Dr. Mesfin Teklu Tessema, Head of the Health Unit at the IRC said: “Climate change, conflict and poverty are increasing the likelihood and reach of public health risks at global scale. The need for scalable, evidence-based solutions to bridge the last-mile gap and shore up global health has never been clearer. In the fragile contexts where public health challenges have mounted in recent years, a partnership model that relies not only on the governments but on the full complement of actors delivers. The initial progress is promising: we have delivered 1.5 million vaccines in the Horn of Africa and negotiated increased accessed to underserved communities, with access increasing from 16% to 77% in the first year.

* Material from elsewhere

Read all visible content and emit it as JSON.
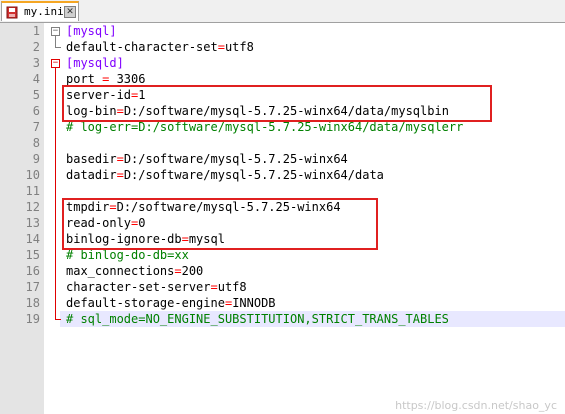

The REACH, people-first model must become the rule rather than the exception- not only to reach the 25 fragile countries that are home to over 90% of zero-dose children worldwide, but to make progress against the widening health gap between stable and fragile contexts.”  

Earlier this year, the IRC launched the Movement Against Malnutrition with a single goal of ensuring no child dies of acute malnutrition. Despite the existence of a simple, affordable treatment – Ready-to-use-Therapeutic Food (RUTF) – in places where IRC works, less than 1 in 5 children historically receive this life-saving solution. The IRC champions a simplified treatment approach which is scalable, cost-effective and proven to help more than 90 percent of malnourished children treated with it recover. Central to scaling this approach is the role of Community Health Workers (CHWs) in bringing this lifesaving care directly to affected communities.  

The IRC also supports women and girls living in fragile settings worldwide with simple, cost-effective, proven solutions to address sexual and maternal health– including working with local partners on ensuring minimum sexual and maternal health services in emergencies, and reaching the last mile through women’s self-care where health services or healthcare workers are unavailable. Flexible and sustained investment in comprehensive sexual and reproductive health must expand to ensure women and children survive and thrive. 

The IRC's health programs reach people in over 40 countries, providing life-saving services and tackling the root causes of disease. IRC’s health programming has reached 23.8 million people last year. Health comprises nearly half of the IRC’s program portfolio globally with a focus on scaling six priority areas including immunization, nutrition, contraception, infection prevention and control, and provision of clean water.